If Green does indeed end up at Kentucky, it would likely end Calipari’s skid with top-five players. UK hasn’t landed one since the 2015 recruiting cycle, and Green seems destined to stick in that tier of the rankings. He averaged 30.1 points, 7.8 rebounds and 3.6 assists per game and was named a first-team junior All-American by MaxPreps.com this past season.
Evans, who has evaluated Green at USA Basketball camp and on the Nike circuit this spring, says the 6-foot-5 prospect’s game continues to evolve in the areas of defense and communication, which were both of particular focus for Green over the past few months.

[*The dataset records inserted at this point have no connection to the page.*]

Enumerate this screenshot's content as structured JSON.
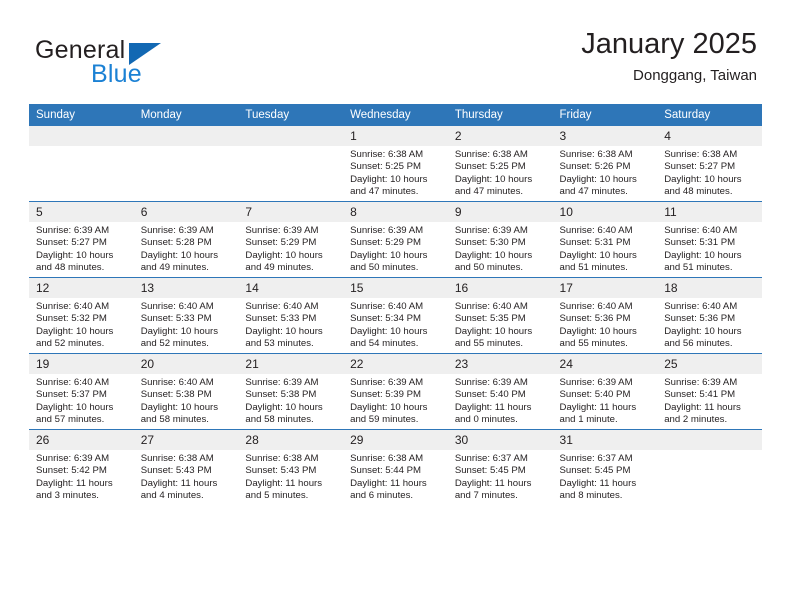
{
  "brand": {
    "name_part1": "General",
    "name_part2": "Blue",
    "triangle_icon": "blue-triangle-icon",
    "accent_color": "#1b81d4"
  },
  "header": {
    "title": "January 2025",
    "subtitle": "Donggang, Taiwan"
  },
  "theme": {
    "header_blue": "#2e76b8",
    "daynum_gray": "#efefef",
    "text": "#231f20"
  },
  "weekdays": [
    "Sunday",
    "Monday",
    "Tuesday",
    "Wednesday",
    "Thursday",
    "Friday",
    "Saturday"
  ],
  "labels": {
    "sunrise": "Sunrise:",
    "sunset": "Sunset:",
    "daylight": "Daylight:"
  },
  "weeks": [
    [
      {
        "day": "",
        "empty": true
      },
      {
        "day": "",
        "empty": true
      },
      {
        "day": "",
        "empty": true
      },
      {
        "day": "1",
        "sunrise": "Sunrise: 6:38 AM",
        "sunset": "Sunset: 5:25 PM",
        "daylight_1": "Daylight: 10 hours",
        "daylight_2": "and 47 minutes."
      },
      {
        "day": "2",
        "sunrise": "Sunrise: 6:38 AM",
        "sunset": "Sunset: 5:25 PM",
        "daylight_1": "Daylight: 10 hours",
        "daylight_2": "and 47 minutes."
      },
      {
        "day": "3",
        "sunrise": "Sunrise: 6:38 AM",
        "sunset": "Sunset: 5:26 PM",
        "daylight_1": "Daylight: 10 hours",
        "daylight_2": "and 47 minutes."
      },
      {
        "day": "4",
        "sunrise": "Sunrise: 6:38 AM",
        "sunset": "Sunset: 5:27 PM",
        "daylight_1": "Daylight: 10 hours",
        "daylight_2": "and 48 minutes."
      }
    ],
    [
      {
        "day": "5",
        "sunrise": "Sunrise: 6:39 AM",
        "sunset": "Sunset: 5:27 PM",
        "daylight_1": "Daylight: 10 hours",
        "daylight_2": "and 48 minutes."
      },
      {
        "day": "6",
        "sunrise": "Sunrise: 6:39 AM",
        "sunset": "Sunset: 5:28 PM",
        "daylight_1": "Daylight: 10 hours",
        "daylight_2": "and 49 minutes."
      },
      {
        "day": "7",
        "sunrise": "Sunrise: 6:39 AM",
        "sunset": "Sunset: 5:29 PM",
        "daylight_1": "Daylight: 10 hours",
        "daylight_2": "and 49 minutes."
      },
      {
        "day": "8",
        "sunrise": "Sunrise: 6:39 AM",
        "sunset": "Sunset: 5:29 PM",
        "daylight_1": "Daylight: 10 hours",
        "daylight_2": "and 50 minutes."
      },
      {
        "day": "9",
        "sunrise": "Sunrise: 6:39 AM",
        "sunset": "Sunset: 5:30 PM",
        "daylight_1": "Daylight: 10 hours",
        "daylight_2": "and 50 minutes."
      },
      {
        "day": "10",
        "sunrise": "Sunrise: 6:40 AM",
        "sunset": "Sunset: 5:31 PM",
        "daylight_1": "Daylight: 10 hours",
        "daylight_2": "and 51 minutes."
      },
      {
        "day": "11",
        "sunrise": "Sunrise: 6:40 AM",
        "sunset": "Sunset: 5:31 PM",
        "daylight_1": "Daylight: 10 hours",
        "daylight_2": "and 51 minutes."
      }
    ],
    [
      {
        "day": "12",
        "sunrise": "Sunrise: 6:40 AM",
        "sunset": "Sunset: 5:32 PM",
        "daylight_1": "Daylight: 10 hours",
        "daylight_2": "and 52 minutes."
      },
      {
        "day": "13",
        "sunrise": "Sunrise: 6:40 AM",
        "sunset": "Sunset: 5:33 PM",
        "daylight_1": "Daylight: 10 hours",
        "daylight_2": "and 52 minutes."
      },
      {
        "day": "14",
        "sunrise": "Sunrise: 6:40 AM",
        "sunset": "Sunset: 5:33 PM",
        "daylight_1": "Daylight: 10 hours",
        "daylight_2": "and 53 minutes."
      },
      {
        "day": "15",
        "sunrise": "Sunrise: 6:40 AM",
        "sunset": "Sunset: 5:34 PM",
        "daylight_1": "Daylight: 10 hours",
        "daylight_2": "and 54 minutes."
      },
      {
        "day": "16",
        "sunrise": "Sunrise: 6:40 AM",
        "sunset": "Sunset: 5:35 PM",
        "daylight_1": "Daylight: 10 hours",
        "daylight_2": "and 55 minutes."
      },
      {
        "day": "17",
        "sunrise": "Sunrise: 6:40 AM",
        "sunset": "Sunset: 5:36 PM",
        "daylight_1": "Daylight: 10 hours",
        "daylight_2": "and 55 minutes."
      },
      {
        "day": "18",
        "sunrise": "Sunrise: 6:40 AM",
        "sunset": "Sunset: 5:36 PM",
        "daylight_1": "Daylight: 10 hours",
        "daylight_2": "and 56 minutes."
      }
    ],
    [
      {
        "day": "19",
        "sunrise": "Sunrise: 6:40 AM",
        "sunset": "Sunset: 5:37 PM",
        "daylight_1": "Daylight: 10 hours",
        "daylight_2": "and 57 minutes."
      },
      {
        "day": "20",
        "sunrise": "Sunrise: 6:40 AM",
        "sunset": "Sunset: 5:38 PM",
        "daylight_1": "Daylight: 10 hours",
        "daylight_2": "and 58 minutes."
      },
      {
        "day": "21",
        "sunrise": "Sunrise: 6:39 AM",
        "sunset": "Sunset: 5:38 PM",
        "daylight_1": "Daylight: 10 hours",
        "daylight_2": "and 58 minutes."
      },
      {
        "day": "22",
        "sunrise": "Sunrise: 6:39 AM",
        "sunset": "Sunset: 5:39 PM",
        "daylight_1": "Daylight: 10 hours",
        "daylight_2": "and 59 minutes."
      },
      {
        "day": "23",
        "sunrise": "Sunrise: 6:39 AM",
        "sunset": "Sunset: 5:40 PM",
        "daylight_1": "Daylight: 11 hours",
        "daylight_2": "and 0 minutes."
      },
      {
        "day": "24",
        "sunrise": "Sunrise: 6:39 AM",
        "sunset": "Sunset: 5:40 PM",
        "daylight_1": "Daylight: 11 hours",
        "daylight_2": "and 1 minute."
      },
      {
        "day": "25",
        "sunrise": "Sunrise: 6:39 AM",
        "sunset": "Sunset: 5:41 PM",
        "daylight_1": "Daylight: 11 hours",
        "daylight_2": "and 2 minutes."
      }
    ],
    [
      {
        "day": "26",
        "sunrise": "Sunrise: 6:39 AM",
        "sunset": "Sunset: 5:42 PM",
        "daylight_1": "Daylight: 11 hours",
        "daylight_2": "and 3 minutes."
      },
      {
        "day": "27",
        "sunrise": "Sunrise: 6:38 AM",
        "sunset": "Sunset: 5:43 PM",
        "daylight_1": "Daylight: 11 hours",
        "daylight_2": "and 4 minutes."
      },
      {
        "day": "28",
        "sunrise": "Sunrise: 6:38 AM",
        "sunset": "Sunset: 5:43 PM",
        "daylight_1": "Daylight: 11 hours",
        "daylight_2": "and 5 minutes."
      },
      {
        "day": "29",
        "sunrise": "Sunrise: 6:38 AM",
        "sunset": "Sunset: 5:44 PM",
        "daylight_1": "Daylight: 11 hours",
        "daylight_2": "and 6 minutes."
      },
      {
        "day": "30",
        "sunrise": "Sunrise: 6:37 AM",
        "sunset": "Sunset: 5:45 PM",
        "daylight_1": "Daylight: 11 hours",
        "daylight_2": "and 7 minutes."
      },
      {
        "day": "31",
        "sunrise": "Sunrise: 6:37 AM",
        "sunset": "Sunset: 5:45 PM",
        "daylight_1": "Daylight: 11 hours",
        "daylight_2": "and 8 minutes."
      },
      {
        "day": "",
        "empty": true
      }
    ]
  ]
}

“He’s becoming better as a vocal leader, which he has definitely talked about in regards to not leading by example but communicating,” he said. “He’s definitely getting better (defensively). And then you throw in his size and his ability to change directions and change speeds. He has to get stronger, and that definitely is one hold-up, because you can do everything in your power to stay in front of a guy, but if you can’t hold your ground — that’s difficult. But he’s definitely shown improvements, and he’s shown greater energy, which is half the battle.”
As Green has continued to hone his skills in those areas, his jump-out-of-the-gym athleticism and knack for scoring has remained a force for opponents to deal with, and a focus for college recruiters like Calipari, Hardaway and the rest.
“There aren’t many guys in high school basketball that can display those ‘wow’ moments,” Evans said. “And that definitely makes him unique and separates him from the pack.”